Surely all this would be much more enriching than the rather tedious Rosenbergs.

John Milner

Manchester



An alphabet of palaces



The cities in Southern Sudan with plans shaped like a rhinoceros and giraffe (report, 19 August) will certainly look spectacular from an aeroplane coming in to land.

Such a view would not be available in 18th-century Bavaria, except from a balloon.

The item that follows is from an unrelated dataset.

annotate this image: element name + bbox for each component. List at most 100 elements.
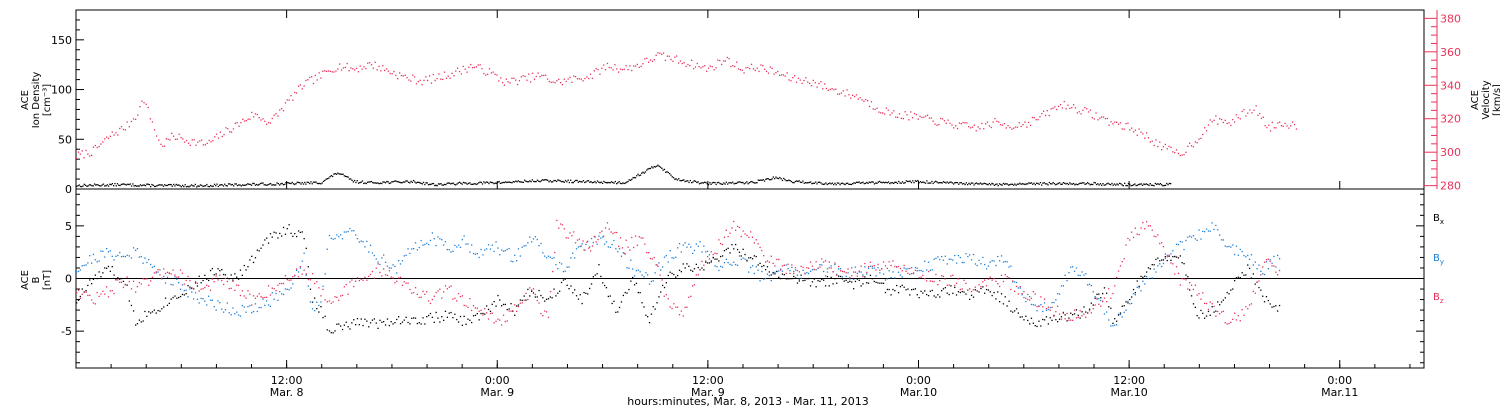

In 1773 the architect Johann David Steingruber published designs for palaces whose plans were based on the letters of the alphabet.

Elevations were included, and he exhibited considerable ingenuity in the layout of rooms with stoves and the means for stoking them, chapels, stables etc. The tail of the "Q" was specially clever, being a subterranean driveway coming up into the central courtyard.

He hoped that princes and other nobles might take up the scheme to base their palaces on their own initials. I doubt whether any designs were carried out.

Peter Jameson

Cross-in-Hand, East Sussex,



Different gods



Muhammad Waraqah Williams (letter, 23 August) suggests that both Muslims and Christians worship the same God. However, since Muslims deny the deity of Christ and reject the Christian doctrine of the Trinity (God is three persons – Father, Son and Holy Spirit – sharing one divine nature or essence), this cannot possibly be the case. No: Muslims and Christians do not worship the same God at all and to pretend so both defies reason and goes against the long-held beliefs of true Muslims and true Christians.

Alan Howe

Clacton-on-Sea, Essex



No elephants



It might help to reduce expectations generally if elephants were not used in the official road sign for a zoo. My grandchild was disappointed to find, after following all the elephant road signs for Bristol zoo from the motorway, that the zoo had none. When asked, an attendant disclosed that the zoo would have to be twice the size to have elephants. Perhaps a monkey sign could be used instead?

Dr Robert Redfern

Budworth Heath, Cheshire

Perspectives on public libraries

A vital service under threat



Terence Blacker is right to point out the huge loss to communities that a privatised library service would cause ("Hands off our public libraries", 20 August). More people visited their local library last year than went to the cinema or to a football match – they are a fantastic resource that we should all be proud of and support .

With predictions that up to 1,000 libraries are set to go and moves to transfer the running of libraries to community groups, supermarkets and pubs, we know that young people and the elderly in particular will be the losers – with no service, or a severely reduced one.

A good library can rejuvenate a whole area, so Ed Vaizey's library programme sets alarm bells ringing for many reasons. We need skilled staff and adequate resources to deliver a quality library service, including vital learning support.

Like Blacker, we know that libraries are a necessity and we owe it to future generations to protect their right to this free reading experience. They must be safeguarded, and the public must speak out, or see these vital hubs of local life disappear.

Dave Prentis

General Secretary, UNISON

London WC1

Private sector has a place too



Terence Blacker is right to emphasise the need to keep public libraries in public hands, but independent libraries have a special role in complementing the public provision.

In the centre of Leeds we have the oldest continuous library in Britain, established in 1768. We make sure that it is neither an antique nor pickled in aspic, but is a modern library with a great history. Contrary to what appears to be the received truth generally, this library is thriving and is recruiting members every week. We need both – public and private.